Destacamos ainda “Dildotectónica”, de Tomás Paula Marques, sobre a criação de uma colecção de dildos de cerâmica que não seja fálica. André Gil Mata regressa ao Indie com “Pátio do Carrasco”, adaptação do conto de Franz Kafka Um Fratricida, sobre dois irmãos e os limites do amor fraterno. Em “Carmen Troubles”, Vasco Araújo desconstrói o estereótipo da mulher cigana representada na ópera Carmen, de George Bizet. Os gémeos Afonso e Bernardo Rapazote estreiam mundialmente “A Febre de Maria João”, drama passado no século XIX, vivido num único espaço de representação, cheio de segredos que o filme desvenda habilmente.
Nas Sessões Especiais, onde se incluem os filmes de abertura e encerramento, destaque para “Orlando, Ma Biographie Politique”, de Paul B. Preciado, filme-sensação do último Festival de Berlim.
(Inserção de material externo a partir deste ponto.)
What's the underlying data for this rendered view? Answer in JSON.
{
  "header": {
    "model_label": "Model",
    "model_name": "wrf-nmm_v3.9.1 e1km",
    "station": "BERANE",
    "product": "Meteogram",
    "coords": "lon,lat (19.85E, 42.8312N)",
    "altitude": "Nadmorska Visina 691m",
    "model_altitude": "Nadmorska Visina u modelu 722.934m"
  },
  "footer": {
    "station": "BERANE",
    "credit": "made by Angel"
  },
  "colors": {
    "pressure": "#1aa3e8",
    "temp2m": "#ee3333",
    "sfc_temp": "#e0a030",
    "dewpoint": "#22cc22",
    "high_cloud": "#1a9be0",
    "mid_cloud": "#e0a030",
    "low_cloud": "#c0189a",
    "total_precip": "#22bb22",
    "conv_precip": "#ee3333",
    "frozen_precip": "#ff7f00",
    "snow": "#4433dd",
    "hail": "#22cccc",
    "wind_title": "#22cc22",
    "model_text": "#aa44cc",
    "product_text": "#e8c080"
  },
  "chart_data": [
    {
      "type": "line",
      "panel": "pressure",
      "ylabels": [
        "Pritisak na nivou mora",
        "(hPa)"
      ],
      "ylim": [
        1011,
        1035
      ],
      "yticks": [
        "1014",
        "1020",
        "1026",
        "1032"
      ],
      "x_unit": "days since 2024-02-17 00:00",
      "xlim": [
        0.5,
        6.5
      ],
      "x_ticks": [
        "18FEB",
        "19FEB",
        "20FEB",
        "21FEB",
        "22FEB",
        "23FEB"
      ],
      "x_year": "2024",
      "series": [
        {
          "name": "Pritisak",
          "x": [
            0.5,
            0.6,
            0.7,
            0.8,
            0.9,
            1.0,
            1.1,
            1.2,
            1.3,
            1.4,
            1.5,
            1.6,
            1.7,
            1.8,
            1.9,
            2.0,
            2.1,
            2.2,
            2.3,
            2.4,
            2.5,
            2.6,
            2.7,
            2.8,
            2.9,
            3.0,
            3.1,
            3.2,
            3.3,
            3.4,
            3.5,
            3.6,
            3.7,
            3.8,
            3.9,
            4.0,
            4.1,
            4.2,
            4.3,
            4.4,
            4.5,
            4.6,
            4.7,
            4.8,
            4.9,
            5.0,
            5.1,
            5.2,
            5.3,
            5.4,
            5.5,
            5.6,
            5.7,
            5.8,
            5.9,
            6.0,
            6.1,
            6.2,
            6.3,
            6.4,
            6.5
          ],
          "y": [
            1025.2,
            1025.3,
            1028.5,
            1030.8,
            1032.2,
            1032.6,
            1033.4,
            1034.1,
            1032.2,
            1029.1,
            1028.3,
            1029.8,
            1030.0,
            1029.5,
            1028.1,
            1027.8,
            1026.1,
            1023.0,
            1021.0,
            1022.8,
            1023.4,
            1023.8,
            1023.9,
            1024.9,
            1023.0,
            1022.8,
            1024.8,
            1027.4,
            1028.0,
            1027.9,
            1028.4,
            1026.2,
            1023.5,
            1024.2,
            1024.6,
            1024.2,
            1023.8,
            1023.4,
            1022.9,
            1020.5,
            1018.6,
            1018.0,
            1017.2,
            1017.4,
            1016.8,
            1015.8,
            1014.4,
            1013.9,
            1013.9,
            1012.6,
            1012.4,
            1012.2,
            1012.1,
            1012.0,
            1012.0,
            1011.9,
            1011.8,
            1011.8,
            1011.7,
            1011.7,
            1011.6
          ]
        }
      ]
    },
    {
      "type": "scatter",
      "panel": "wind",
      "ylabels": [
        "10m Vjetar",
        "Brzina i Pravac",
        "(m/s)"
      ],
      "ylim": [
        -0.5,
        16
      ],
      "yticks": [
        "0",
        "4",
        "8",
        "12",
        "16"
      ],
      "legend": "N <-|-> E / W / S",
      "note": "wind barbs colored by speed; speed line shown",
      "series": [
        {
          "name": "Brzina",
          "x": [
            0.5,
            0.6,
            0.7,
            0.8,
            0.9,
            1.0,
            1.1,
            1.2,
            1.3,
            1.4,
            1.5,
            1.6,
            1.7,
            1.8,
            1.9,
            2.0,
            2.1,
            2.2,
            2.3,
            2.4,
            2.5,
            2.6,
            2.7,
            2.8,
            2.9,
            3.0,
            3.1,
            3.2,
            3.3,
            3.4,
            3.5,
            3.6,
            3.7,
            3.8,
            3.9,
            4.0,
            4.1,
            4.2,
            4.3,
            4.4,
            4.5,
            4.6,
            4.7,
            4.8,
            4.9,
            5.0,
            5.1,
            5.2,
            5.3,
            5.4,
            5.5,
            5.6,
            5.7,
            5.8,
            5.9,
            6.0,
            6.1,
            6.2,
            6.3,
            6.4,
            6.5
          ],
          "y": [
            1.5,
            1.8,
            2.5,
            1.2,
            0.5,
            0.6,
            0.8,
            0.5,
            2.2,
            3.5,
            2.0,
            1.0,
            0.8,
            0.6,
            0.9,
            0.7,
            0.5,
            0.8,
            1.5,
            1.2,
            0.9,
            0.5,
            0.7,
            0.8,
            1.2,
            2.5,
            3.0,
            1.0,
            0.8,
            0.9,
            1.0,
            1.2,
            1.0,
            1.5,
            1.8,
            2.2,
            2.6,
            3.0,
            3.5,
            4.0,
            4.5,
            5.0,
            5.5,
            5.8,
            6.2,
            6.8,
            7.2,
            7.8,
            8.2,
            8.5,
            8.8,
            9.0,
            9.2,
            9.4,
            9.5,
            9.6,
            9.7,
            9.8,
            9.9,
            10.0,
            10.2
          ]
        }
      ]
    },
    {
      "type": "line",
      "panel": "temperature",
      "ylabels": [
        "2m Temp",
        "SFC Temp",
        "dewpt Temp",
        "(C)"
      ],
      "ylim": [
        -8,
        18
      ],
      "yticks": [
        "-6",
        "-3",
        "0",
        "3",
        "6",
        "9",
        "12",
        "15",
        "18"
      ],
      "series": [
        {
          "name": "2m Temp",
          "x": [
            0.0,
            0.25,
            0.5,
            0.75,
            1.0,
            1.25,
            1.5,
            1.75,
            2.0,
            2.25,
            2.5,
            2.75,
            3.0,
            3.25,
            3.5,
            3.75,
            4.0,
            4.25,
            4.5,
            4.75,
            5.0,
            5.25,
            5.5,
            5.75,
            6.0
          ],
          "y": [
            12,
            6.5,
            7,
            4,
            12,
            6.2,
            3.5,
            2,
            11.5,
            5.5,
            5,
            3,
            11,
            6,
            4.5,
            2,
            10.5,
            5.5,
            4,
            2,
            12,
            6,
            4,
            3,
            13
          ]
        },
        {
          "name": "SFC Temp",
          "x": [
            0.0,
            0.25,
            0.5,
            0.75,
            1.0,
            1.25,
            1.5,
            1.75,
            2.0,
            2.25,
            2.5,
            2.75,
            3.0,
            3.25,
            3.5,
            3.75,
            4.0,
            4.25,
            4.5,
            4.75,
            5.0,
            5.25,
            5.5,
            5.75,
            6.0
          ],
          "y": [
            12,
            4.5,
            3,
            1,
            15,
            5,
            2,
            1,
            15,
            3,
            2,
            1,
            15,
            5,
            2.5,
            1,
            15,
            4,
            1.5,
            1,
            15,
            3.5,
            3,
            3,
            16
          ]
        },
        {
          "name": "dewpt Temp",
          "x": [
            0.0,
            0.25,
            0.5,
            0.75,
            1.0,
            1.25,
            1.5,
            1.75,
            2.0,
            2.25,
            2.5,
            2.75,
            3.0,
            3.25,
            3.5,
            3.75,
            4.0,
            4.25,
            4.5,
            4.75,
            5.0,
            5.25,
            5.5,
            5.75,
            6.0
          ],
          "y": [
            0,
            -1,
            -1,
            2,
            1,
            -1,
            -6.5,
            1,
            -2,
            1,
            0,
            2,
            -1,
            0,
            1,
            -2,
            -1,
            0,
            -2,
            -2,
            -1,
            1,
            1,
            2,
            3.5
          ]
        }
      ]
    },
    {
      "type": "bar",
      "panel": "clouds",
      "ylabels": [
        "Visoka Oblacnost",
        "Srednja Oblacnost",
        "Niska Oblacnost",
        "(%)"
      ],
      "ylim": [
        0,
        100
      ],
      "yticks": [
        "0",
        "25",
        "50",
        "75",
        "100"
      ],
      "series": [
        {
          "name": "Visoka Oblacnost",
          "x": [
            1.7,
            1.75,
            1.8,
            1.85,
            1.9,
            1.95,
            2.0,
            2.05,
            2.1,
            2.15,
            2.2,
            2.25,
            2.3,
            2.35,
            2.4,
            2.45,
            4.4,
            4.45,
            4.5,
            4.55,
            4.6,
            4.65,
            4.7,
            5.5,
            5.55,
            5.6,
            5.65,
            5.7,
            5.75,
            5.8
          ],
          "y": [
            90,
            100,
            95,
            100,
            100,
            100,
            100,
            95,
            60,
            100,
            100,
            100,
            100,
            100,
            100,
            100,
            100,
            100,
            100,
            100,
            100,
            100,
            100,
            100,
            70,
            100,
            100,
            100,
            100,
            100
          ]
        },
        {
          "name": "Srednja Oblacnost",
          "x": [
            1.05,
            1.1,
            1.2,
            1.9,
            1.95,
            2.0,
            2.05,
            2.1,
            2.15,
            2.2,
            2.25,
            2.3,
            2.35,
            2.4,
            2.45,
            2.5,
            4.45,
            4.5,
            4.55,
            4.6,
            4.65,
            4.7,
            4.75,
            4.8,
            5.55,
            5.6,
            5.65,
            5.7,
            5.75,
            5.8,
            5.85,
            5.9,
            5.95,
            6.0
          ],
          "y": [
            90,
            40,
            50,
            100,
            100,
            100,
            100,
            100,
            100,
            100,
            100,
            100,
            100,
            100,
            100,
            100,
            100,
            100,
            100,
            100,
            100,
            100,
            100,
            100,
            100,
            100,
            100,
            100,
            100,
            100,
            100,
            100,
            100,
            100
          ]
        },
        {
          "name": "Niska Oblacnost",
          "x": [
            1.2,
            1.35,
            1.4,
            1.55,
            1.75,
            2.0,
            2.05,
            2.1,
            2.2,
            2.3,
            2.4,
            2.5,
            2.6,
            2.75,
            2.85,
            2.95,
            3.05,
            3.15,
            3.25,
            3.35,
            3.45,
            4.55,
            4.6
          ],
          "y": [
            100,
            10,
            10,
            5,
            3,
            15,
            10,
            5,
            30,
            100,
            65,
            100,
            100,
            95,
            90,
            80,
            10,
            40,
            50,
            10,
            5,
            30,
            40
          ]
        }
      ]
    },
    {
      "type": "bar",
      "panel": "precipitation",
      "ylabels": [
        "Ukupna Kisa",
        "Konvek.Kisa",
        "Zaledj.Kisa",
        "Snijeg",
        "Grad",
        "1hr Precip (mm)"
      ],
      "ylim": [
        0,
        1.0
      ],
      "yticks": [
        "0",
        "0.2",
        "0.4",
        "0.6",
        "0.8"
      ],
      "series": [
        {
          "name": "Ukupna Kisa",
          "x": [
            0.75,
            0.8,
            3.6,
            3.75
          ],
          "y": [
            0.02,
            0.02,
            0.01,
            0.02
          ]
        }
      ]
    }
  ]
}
A partir do clássico de Virginia Woolf, o escritor tornado realizador convocou um casting com 25 pessoas diferentes, todas trans e não binárias, dos 8 aos 70 anos, para interpretarem Orlando, enquanto narram as suas próprias vidas e ao mesmo tempo questionam: “Quem são os Orlandos contemporâneos?”.
Impossível não mencionar “Primeira Obra”, de Rui Simões, veterano documentarista que conseguiu apoios para uma estreia na ficção após 40 anos de tentativas. Rui Simões, realizador e produtor, tem um longo percurso no documentário, em vários formatos, onde se destacam “Deus, Pátria, Autoridade” (1975), “Bom povo português” (1980) ou “Ruas da amargura” (2008).
Ainda nas sessões especiais, “1976”, a estreia de Manuela Martelli na realização, é um óptimo exemplo de film noir chileno, que tenta desmontar as sequelas da ditadura fascista. O filme explora, de forma tensa, como a classe média chilena lidou com a tomada do poder de Pinochet através da perspectiva duma mulher.
Nas Curtas, “Où en êtes-vous, Tsai Ming-Liang?” é uma encomenda do Centre Pompidou ao realizador de Taiwan, que se junta à lista de ilustres autores convidados anteriormente, como Teresa Villaverde, João Pedro Rodrigues ou Jean-Marie Straub.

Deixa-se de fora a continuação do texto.